Medici pugliesi in stato di agitazione: stop al dialogo con la Regione sui fondi di ponderazione


BARI – La Segreteria Regionale Puglia del Sindacato Medici Italiani (SMI) ha dichiarato lo stato di agitazione sindacale, denunciando la totale chiusura della Regione Puglia al confronto con le organizzazioni di categoria.

Secondo quanto riportato dal sindacato, il lavoro e il compenso dei medici di medicina generale e dei pediatri di libera scelta sono stati messi in discussione con provvedimenti unilaterali e circolari recenti, senza alcuna preventiva consultazione.
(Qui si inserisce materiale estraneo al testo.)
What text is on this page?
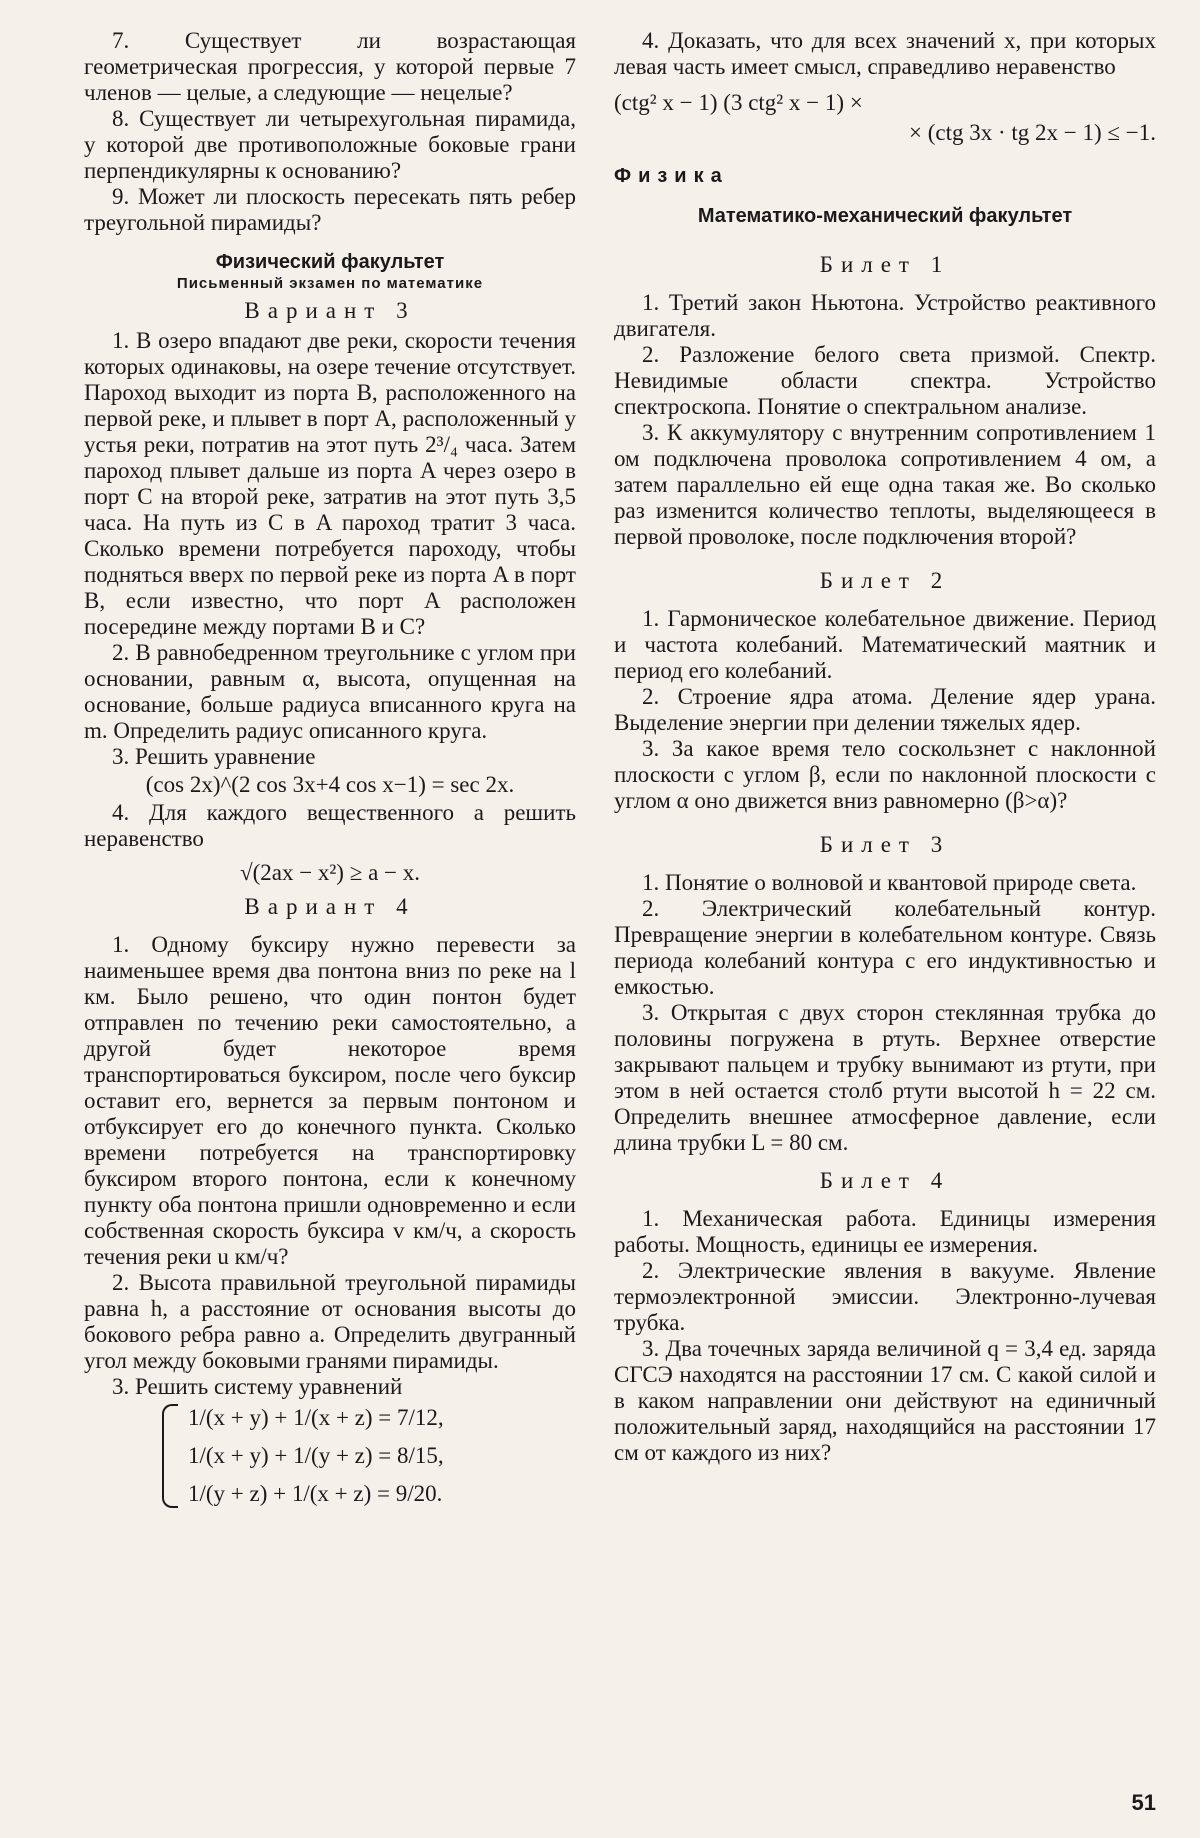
7. Существует ли возрастающая геометрическая прогрессия, у которой первые 7 членов — целые, а следующие — нецелые?

8. Существует ли четырехугольная пирамида, у которой две противоположные боковые грани перпендикулярны к основанию?

9. Может ли плоскость пересекать пять ребер треугольной пирамиды?

Физический факультет
Письменный экзамен по математике
Вариант 3

1. В озеро впадают две реки, скорости течения которых одинаковы, на озере течение отсутствует. Пароход выходит из порта B, расположенного на первой реке, и плывет в порт A, расположенный у устья реки, потратив на этот путь 2³/₄ часа. Затем пароход плывет дальше из порта A через озеро в порт C на второй реке, затратив на этот путь 3,5 часа. На путь из C в A пароход тратит 3 часа. Сколько времени потребуется пароходу, чтобы подняться вверх по первой реке из порта A в порт B, если известно, что порт A расположен посередине между портами B и C?

2. В равнобедренном треугольнике с углом при основании, равным α, высота, опущенная на основание, больше радиуса вписанного круга на m. Определить радиус описанного круга.

3. Решить уравнение

(cos 2x)^(2 cos 3x+4 cos x−1) = sec 2x.

4. Для каждого вещественного a решить неравенство

√(2ax − x²) ≥ a − x.
Вариант 4

1. Одному буксиру нужно перевести за наименьшее время два понтона вниз по реке на l км. Было решено, что один понтон будет отправлен по течению реки самостоятельно, а другой будет некоторое время транспортироваться буксиром, после чего буксир оставит его, вернется за первым понтоном и отбуксирует его до конечного пункта. Сколько времени потребуется на транспортировку буксиром второго понтона, если к конечному пункту оба понтона пришли одновременно и если собственная скорость буксира v км/ч, а скорость течения реки u км/ч?

2. Высота правильной треугольной пирамиды равна h, а расстояние от основания высоты до бокового ребра равно a. Определить двугранный угол между боковыми гранями пирамиды.

3. Решить систему уравнений

1/(x + y) + 1/(x + z) = 7/12,
1/(x + y) + 1/(y + z) = 8/15,
1/(y + z) + 1/(x + z) = 9/20.

4. Доказать, что для всех значений x, при которых левая часть имеет смысл, справедливо неравенство

(ctg² x − 1) (3 ctg² x − 1) ×
× (ctg 3x · tg 2x − 1) ≤ −1.
Физика
Математико-механический факультет
Билет 1

1. Третий закон Ньютона. Устройство реактивного двигателя.

2. Разложение белого света призмой. Спектр. Невидимые области спектра. Устройство спектроскопа. Понятие о спектральном анализе.

3. К аккумулятору с внутренним сопротивлением 1 ом подключена проволока сопротивлением 4 ом, а затем параллельно ей еще одна такая же. Во сколько раз изменится количество теплоты, выделяющееся в первой проволоке, после подключения второй?

Билет 2

1. Гармоническое колебательное движение. Период и частота колебаний. Математический маятник и период его колебаний.

2. Строение ядра атома. Деление ядер урана. Выделение энергии при делении тяжелых ядер.

3. За какое время тело соскользнет с наклонной плоскости с углом β, если по наклонной плоскости с углом α оно движется вниз равномерно (β>α)?

Билет 3

1. Понятие о волновой и квантовой природе света.

2. Электрический колебательный контур. Превращение энергии в колебательном контуре. Связь периода колебаний контура с его индуктивностью и емкостью.

3. Открытая с двух сторон стеклянная трубка до половины погружена в ртуть. Верхнее отверстие закрывают пальцем и трубку вынимают из ртути, при этом в ней остается столб ртути высотой h = 22 см. Определить внешнее атмосферное давление, если длина трубки L = 80 см.

Билет 4

1. Механическая работа. Единицы измерения работы. Мощность, единицы ее измерения.

2. Электрические явления в вакууме. Явление термоэлектронной эмиссии. Электронно-лучевая трубка.

3. Два точечных заряда величиной q = 3,4 ед. заряда СГСЭ находятся на расстоянии 17 см. С какой силой и в каком направлении они действуют на единичный положительный заряд, находящийся на расстоянии 17 см от каждого из них?

51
Le misure, affermano i rappresentanti di SMI Puglia, rischiano di modificare di fatto gli accordi ufficiali sottoscritti nell’Accordo Integrativo Regionale (AIR), pilastro dell’assistenza territoriale.

«Il disprezzo delle forme istituzionali e la mancanza di dialogo dimostrano scarsa attenzione alle reali necessità dei professionisti, fondamentali per garantire un’assistenza stabile e continuativa sul territorio», afferma la nota.
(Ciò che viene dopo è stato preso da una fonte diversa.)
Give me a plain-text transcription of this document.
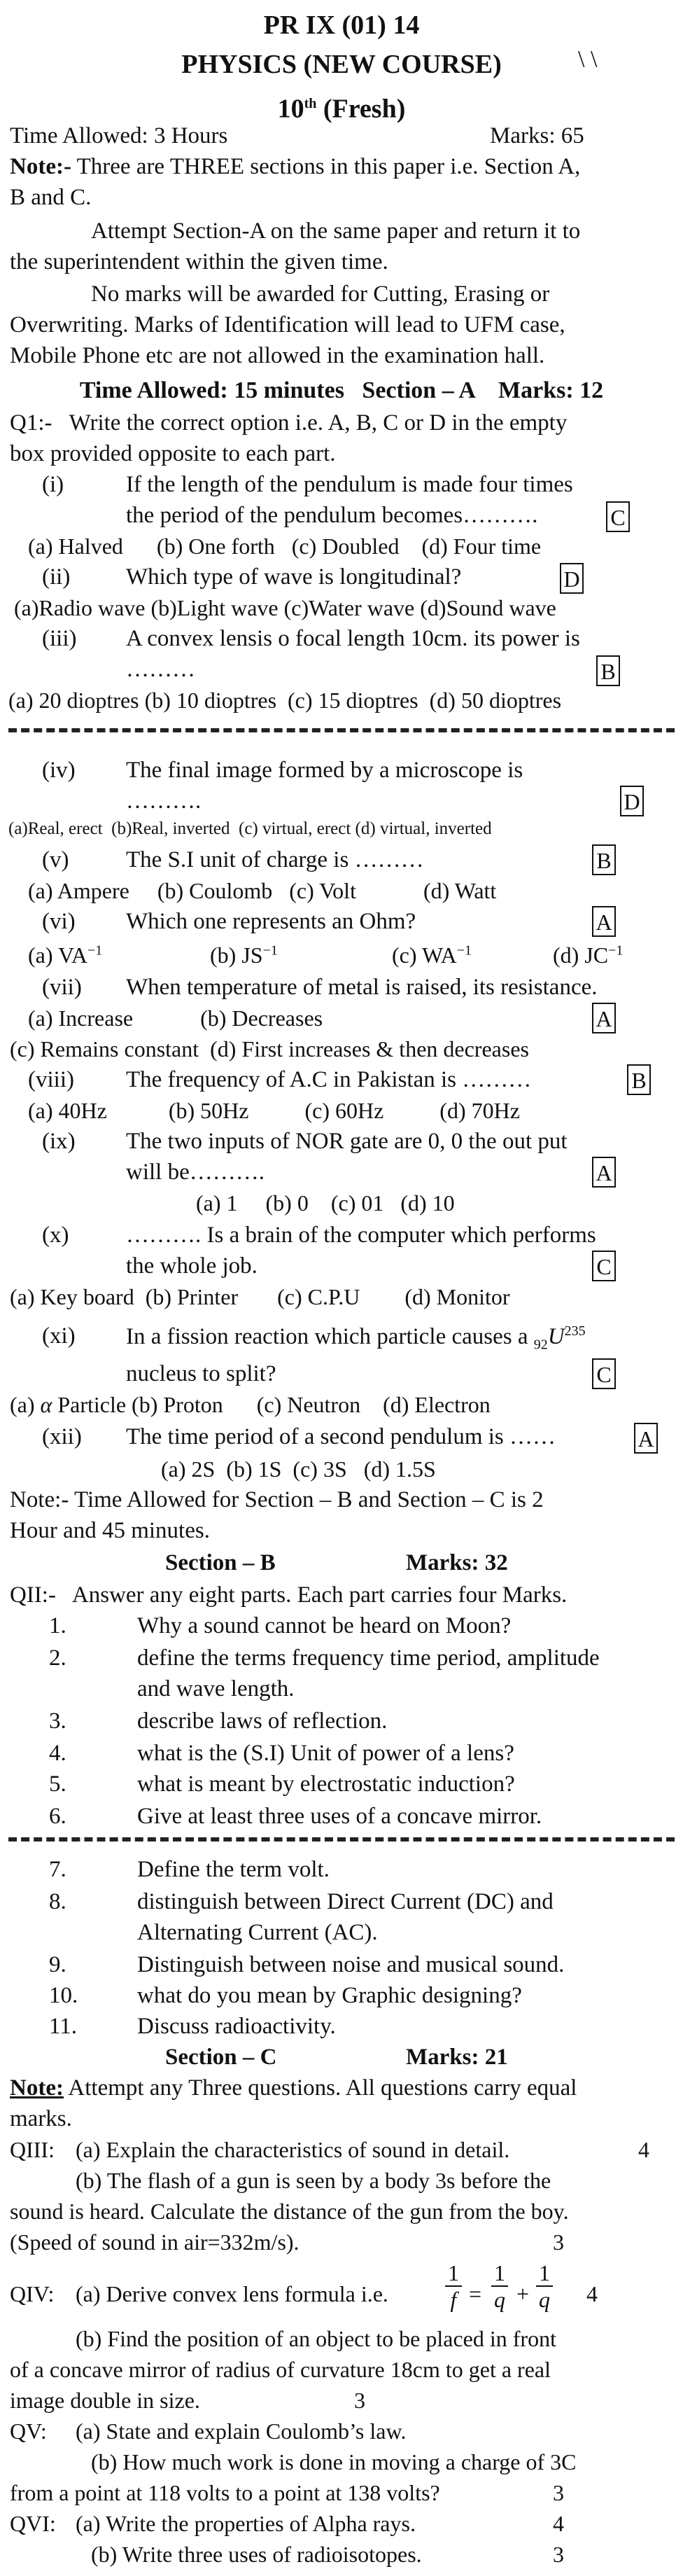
PR IX (01) 14
PHYSICS (NEW COURSE)	\ \
10th (Fresh)
Time Allowed: 3 Hours	Marks: 65
Note:- Three are THREE sections in this paper i.e. Section A,
B and C.
Attempt Section-A on the same paper and return it to
the superintendent within the given time.
No marks will be awarded for Cutting, Erasing or
Overwriting. Marks of Identification will lead to UFM case,
Mobile Phone etc are not allowed in the examination hall.
Time Allowed: 15 minutes   Section – A    Marks: 12
Q1:- Write the correct option i.e. A, B, C or D in the empty
box provided opposite to each part.
(i)	If the length of the pendulum is made four times
the period of the pendulum becomes……….	C
(a) Halved      (b) One forth   (c) Doubled    (d) Four time
(ii) Which type of wave is longitudinal?	D
(a)Radio wave (b)Light wave (c)Water wave (d)Sound wave
(iii) A convex lensis o focal length 10cm. its power is
………	B
(a) 20 dioptres (b) 10 dioptres  (c) 15 dioptres  (d) 50 dioptres
(iv) The final image formed by a microscope is
……….	D
(a)Real, erect  (b)Real, inverted  (c) virtual, erect (d) virtual, inverted
(v) The S.I unit of charge is ………	B
(a) Ampere     (b) Coulomb   (c) Volt            (d) Watt
(vi) Which one represents an Ohm?	A
(a) $VA^{-1}$	(b) $JS^{-1}$	(c) $WA^{-1}$	(d) $JC^{-1}$
(vii) When temperature of metal is raised, its resistance.
(a) Increase            (b) Decreases	A
(c) Remains constant  (d) First increases & then decreases
(viii) The frequency of A.C in Pakistan is ………	B
(a) 40Hz           (b) 50Hz          (c) 60Hz          (d) 70Hz
(ix) The two inputs of NOR gate are 0, 0 the out put
will be……….	A
(a) 1     (b) 0    (c) 01   (d) 10
(x) ………. Is a brain of the computer which performs
the whole job.	C
(a) Key board  (b) Printer       (c) C.P.U        (d) Monitor
(xi) In a fission reaction which particle causes a $_{92}U^{235}$
nucleus to split?	C
(a) α Particle (b) Proton      (c) Neutron    (d) Electron
(xii) The time period of a second pendulum is ……	A
(a) 2S  (b) 1S  (c) 3S   (d) 1.5S
Note:- Time Allowed for Section – B and Section – C is 2
Hour and 45 minutes.
Section – B	Marks: 32
QII:- Answer any eight parts. Each part carries four Marks.
1.	Why a sound cannot be heard on Moon?
2.	define the terms frequency time period, amplitude
and wave length.
3.	describe laws of reflection.
4.	what is the (S.I) Unit of power of a lens?
5.	what is meant by electrostatic induction?
6.	Give at least three uses of a concave mirror.
7.	Define the term volt.
8.	distinguish between Direct Current (DC) and
Alternating Current (AC).
9.	Distinguish between noise and musical sound.
10.	what do you mean by Graphic designing?
11.	Discuss radioactivity.
Section – C	Marks: 21
Note: Attempt any Three questions. All questions carry equal
marks.
QIII: (a) Explain the characteristics of sound in detail.	4
(b) The flash of a gun is seen by a body 3s before the
sound is heard. Calculate the distance of the gun from the boy.
(Speed of sound in air=332m/s).	3
QIV: (a) Derive convex lens formula i.e.	$\frac{1}{f} = \frac{1}{q} + \frac{1}{q} 4$
(b) Find the position of an object to be placed in front
of a concave mirror of radius of curvature 18cm to get a real
image double in size.	3
QV: (a) State and explain Coulomb’s law.
(b) How much work is done in moving a charge of 3C
from a point at 118 volts to a point at 138 volts?	3
QVI: (a) Write the properties of Alpha rays.	4
(b) Write three uses of radioisotopes.	3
Il sindacato sottolinea come la situazione sia resa ancora più critica dal periodo di transizione politica, con il presidente uscente e il recente insediamento del nuovo governo regionale. Le decisioni unilaterali della Regione vengono giudicate inaccettabili e antisindacali, con conseguenze dirette sulla medicina territoriale e sui cittadini.
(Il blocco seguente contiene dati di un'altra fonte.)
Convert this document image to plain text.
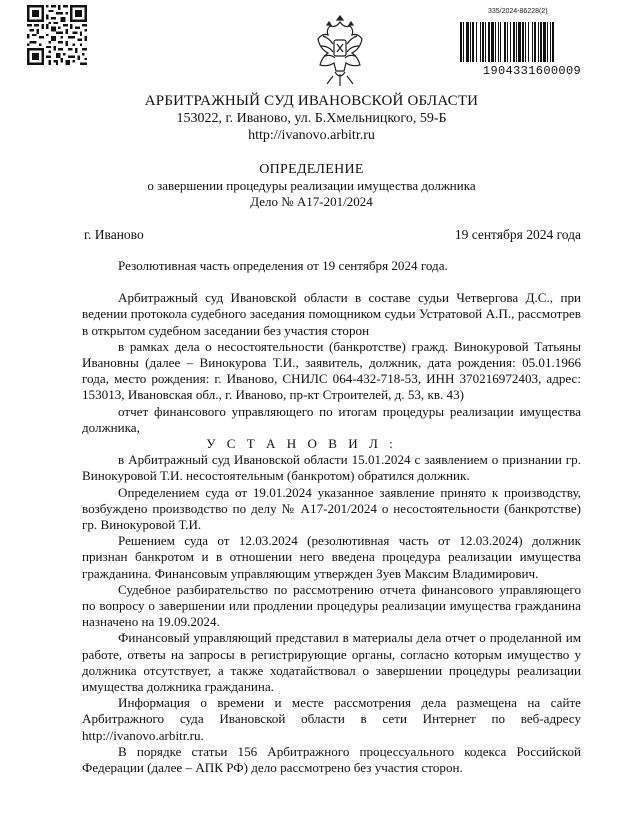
335/2024-86228(2)
1904331600009
АРБИТРАЖНЫЙ СУД ИВАНОВСКОЙ ОБЛАСТИ
153022, г. Иваново, ул. Б.Хмельницкого, 59-Б
http://ivanovo.arbitr.ru
ОПРЕДЕЛЕНИЕ
о завершении процедуры реализации имущества должника
Дело № А17-201/2024
г. Иваново	19 сентября 2024 года

Резолютивная часть определения от 19 сентября 2024 года.

Арбитражный суд Ивановской области в составе судьи Четвергова Д.С., при ведении протокола судебного заседания помощником судьи Устратовой А.П., рассмотрев в открытом судебном заседании без участия сторон

в рамках дела о несостоятельности (банкротстве) гражд. Винокуровой Татьяны Ивановны (далее – Винокурова Т.И., заявитель, должник, дата рождения: 05.01.1966 года, место рождения: г. Иваново, СНИЛС 064-432-718-53, ИНН 370216972403, адрес: 153013, Ивановская обл., г. Иваново, пр-кт Строителей, д. 53, кв. 43)

отчет финансового управляющего по итогам процедуры реализации имущества должника,

У С Т А Н О В И Л :

в Арбитражный суд Ивановской области 15.01.2024 с заявлением о признании гр. Винокуровой Т.И. несостоятельным (банкротом) обратился должник.

Определением суда от 19.01.2024 указанное заявление принято к производству, возбуждено производство по делу № А17-201/2024 о несостоятельности (банкротстве) гр. Винокуровой Т.И.

Решением суда от 12.03.2024 (резолютивная часть от 12.03.2024) должник признан банкротом и в отношении него введена процедура реализации имущества гражданина. Финансовым управляющим утвержден Зуев Максим Владимирович.

Судебное разбирательство по рассмотрению отчета финансового управляющего по вопросу о завершении или продлении процедуры реализации имущества гражданина назначено на 19.09.2024.

Финансовый управляющий представил в материалы дела отчет о проделанной им работе, ответы на запросы в регистрирующие органы, согласно которым имущество у должника отсутствует, а также ходатайствовал о завершении процедуры реализации имущества должника гражданина.

Информация о времени и месте рассмотрения дела размещена на сайте Арбитражного суда Ивановской области в сети Интернет по веб-адресу http://ivanovo.arbitr.ru.

В порядке статьи 156 Арбитражного процессуального кодекса Российской Федерации (далее – АПК РФ) дело рассмотрено без участия сторон.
Tra le richieste di SMI Puglia:

  • Riapertura urgente dei tavoli di trattativa per riorganizzare la Medicina Generale, la Continuità Assistenziale, il servizio 118 e la Medicina Penitenziaria;
  • Intervento diretto della nuova Presidenza regionale per ristabilire il rispetto delle relazioni sindacali;
  • Valutazioni legali già avviate per tutelare gli iscritti, con possibili azioni legali future a seguito delle circolari ritenute offensive e illegittime;
  • Pieno sostegno della Segreteria Nazionale SMI alle iniziative di protesta.

«La Regione continua a ignorare le organizzazioni sindacali e a procedere con decisioni unilaterali – conclude SMI Puglia – Questo atteggiamento mette a rischio la qualità dei servizi sanitari e la tutela dei cittadini».